Kisah lainnya, seorang dari dusun
datang ke Masjid Nabawi kemudian kencing. Orang-orang yang berada di sekitar
Sang Nabi marah dan ada yang bersedia akan membunuhnya. Sang Nabi tidak
memperkenankan tindakan tersebut, malah membiarkannya dan meminta orang untuk
mengambil air yang kemudian Sang Nabi sendiri yang membersihkannya. Perbuatan
mulia yang dilakukan Sang Nabi itu dilihat orang dusun tadi yang kemudian
menyentuh kesadaran nuraninya sehingga menjadi pemeluk Islam. Seandainya orang
dusun tersebut dibunuh, pasti tidak menjadi seorang Muslim, dan akan membuat
orang-orang yang belum beriman akan semakin menjauh karena ketakutan dengan
tindakan keras yang mudah menumpahkan darah. Meski memang pada zaman tersebut
penumpahan darah atau kekerasan merupakan hal yang biasa dalam menyelesaikan
sebuah persoalan yang dianggap penting. Hal-hal yang lumrah yang bernilai
buruk, yang berlaku pada masyarakat Arab kemudian diubah dengan akhlak yang
baik. Karena itu, reformasi yang dilakukan Sang Nabi yang hingga sekarang tetap
bergaung dalam ajaran-ajaran Islam adalah menyempurnakan akhlak.
Untuk menyempurnakan, memperbaiki,
dan mengubah sebuah kebiasaan atau perbuatan buruk menjadi baik membutuhkan
figur dan standar nilai yang menjadi pedoman. Dahulu memang ada Sang Nabi yang
diketahui dari sejumlah buku sejarah dan riwayat-riwayat. Namun, sekarang ini
siapa yang dapat memastikan bahwa buku dan riwayat tersebut benar-benar valid
bersumberkan dari Sang Nabi? Siapa yang berhak menentukan bahwa riwayat yang
dikemukakan muhadis Bukhari, Muslim, Nasai, Ahmad, Daud, Thabrani, dan lainnya
otentik, sehingga dari mereka umat Islam dapat mengambil teladan dan sunnah
Rasulullah saw yang berkaitan dengan akhlak dan ibadah?
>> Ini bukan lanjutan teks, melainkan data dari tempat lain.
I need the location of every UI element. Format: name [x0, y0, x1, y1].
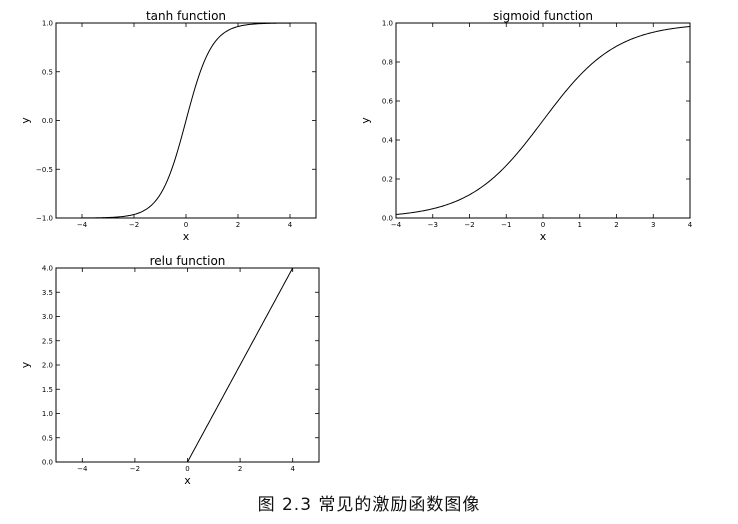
relu-chart-ytick-label: 0.5 — [42, 434, 53, 442]
tanh-chart: −4 −2 0 2 4 −1.0 −0.5 0.0 0.5 1.0 tanh function x y — [19, 9, 317, 243]
sigmoid-chart: −4 −3 −2 −1 0 1 2 3 4 0.0 0.2 0.4 0.6 0.8 1.0 sigmoid f… — [359, 9, 693, 243]
sigmoid-chart-xtick-label: 1 — [578, 221, 582, 229]
sigmoid-chart-xtick-label: −2 — [464, 221, 474, 229]
tanh-chart-ytick-label: 0.5 — [42, 68, 53, 76]
sigmoid-chart-xtick-label: 0 — [541, 221, 545, 229]
tanh-chart-xtick-label: 2 — [236, 221, 240, 229]
relu-chart-ytick-label: 1.0 — [42, 410, 53, 418]
tanh-chart-title: tanh function — [146, 9, 226, 23]
relu-chart-ytick-label: 3.0 — [42, 313, 53, 321]
sigmoid-chart-xtick-label: −1 — [501, 221, 511, 229]
sigmoid-chart-ytick-label: 0.0 — [382, 215, 393, 223]
sigmoid-chart-ytick-label: 0.8 — [382, 59, 393, 67]
tanh-chart-ylabel: y — [19, 117, 32, 124]
sigmoid-chart-xtick-label: 3 — [651, 221, 655, 229]
tanh-chart-series-line — [56, 22, 316, 219]
relu-chart: −4 −2 0 2 4 0.0 0.5 1.0 1.5 2.0 2.5 3.0 3.5 4.0 relu f… — [19, 254, 320, 487]
sigmoid-chart-ylabel: y — [359, 117, 372, 124]
sigmoid-chart-ytick-label: 0.2 — [382, 176, 393, 184]
relu-chart-ytick-label: 2.0 — [42, 362, 53, 370]
tanh-chart-ytick-label: −1.0 — [36, 215, 53, 223]
figure-caption: 图 2.3 常见的激励函数图像 — [257, 495, 481, 515]
relu-chart-ytick-label: 1.5 — [42, 386, 53, 394]
relu-chart-xtick-label: −4 — [77, 465, 88, 473]
relu-chart-xtick-label: −2 — [130, 465, 140, 473]
tanh-chart-xlabel: x — [183, 230, 190, 243]
sigmoid-chart-xlabel: x — [540, 230, 547, 243]
tanh-chart-xtick-label: −2 — [129, 221, 139, 229]
relu-chart-xlabel: x — [184, 474, 191, 487]
sigmoid-chart-xtick-label: 4 — [688, 221, 693, 229]
relu-chart-frame — [55, 267, 320, 463]
sigmoid-chart-xtick-label: 2 — [614, 221, 618, 229]
sigmoid-chart-ytick-label: 1.0 — [382, 20, 393, 28]
tanh-chart-xtick-label: −4 — [77, 221, 88, 229]
tanh-chart-ytick-label: 0.0 — [42, 117, 53, 125]
sigmoid-chart-xtick-label: −3 — [428, 221, 438, 229]
tanh-chart-xtick-label: 0 — [184, 221, 188, 229]
relu-chart-xtick-label: 2 — [238, 465, 242, 473]
relu-chart-ytick-label: 4.0 — [42, 265, 53, 273]
sigmoid-chart-title: sigmoid function — [493, 9, 593, 23]
sigmoid-chart-ytick-label: 0.6 — [382, 98, 394, 106]
sigmoid-chart-series-line — [395, 26, 691, 215]
relu-chart-ylabel: y — [19, 361, 32, 368]
tanh-chart-xtick-label: 4 — [288, 221, 293, 229]
relu-chart-ytick-label: 2.5 — [42, 337, 53, 345]
relu-chart-xtick-label: 0 — [185, 465, 189, 473]
relu-chart-xtick-label: 4 — [290, 465, 295, 473]
relu-chart-ytick-label: 3.5 — [42, 289, 53, 297]
tanh-chart-ytick-label: 1.0 — [42, 20, 53, 28]
relu-chart-series-line — [56, 267, 294, 463]
sigmoid-chart-ytick-label: 0.4 — [382, 137, 394, 145]
tanh-chart-ytick-label: −0.5 — [36, 166, 53, 174]
relu-chart-title: relu function — [150, 254, 226, 268]
relu-chart-ytick-label: 0.0 — [42, 459, 53, 467]
sigmoid-chart-xtick-label: −4 — [391, 221, 402, 229]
Menjawab soal itu tentunya tidak
sekadar dengan klaim bahwa seorang yang pernah ngaji di pesantren layak dijadikan
pegangan dalam urusan agama. Tidak juga ada yang menentapkan bahwa seorang yang
pernah belajar agama di universitas Islam ternama layak untuk diikuti
pendapatnya dalam beragama dan pemecahan urusan keagamaan. Urusan yang
menentukan kebenaran atau otentitas ajaran agama memang persoalan keilmuan yang
akan terus memperkaya khazanah peradaban umat Islam.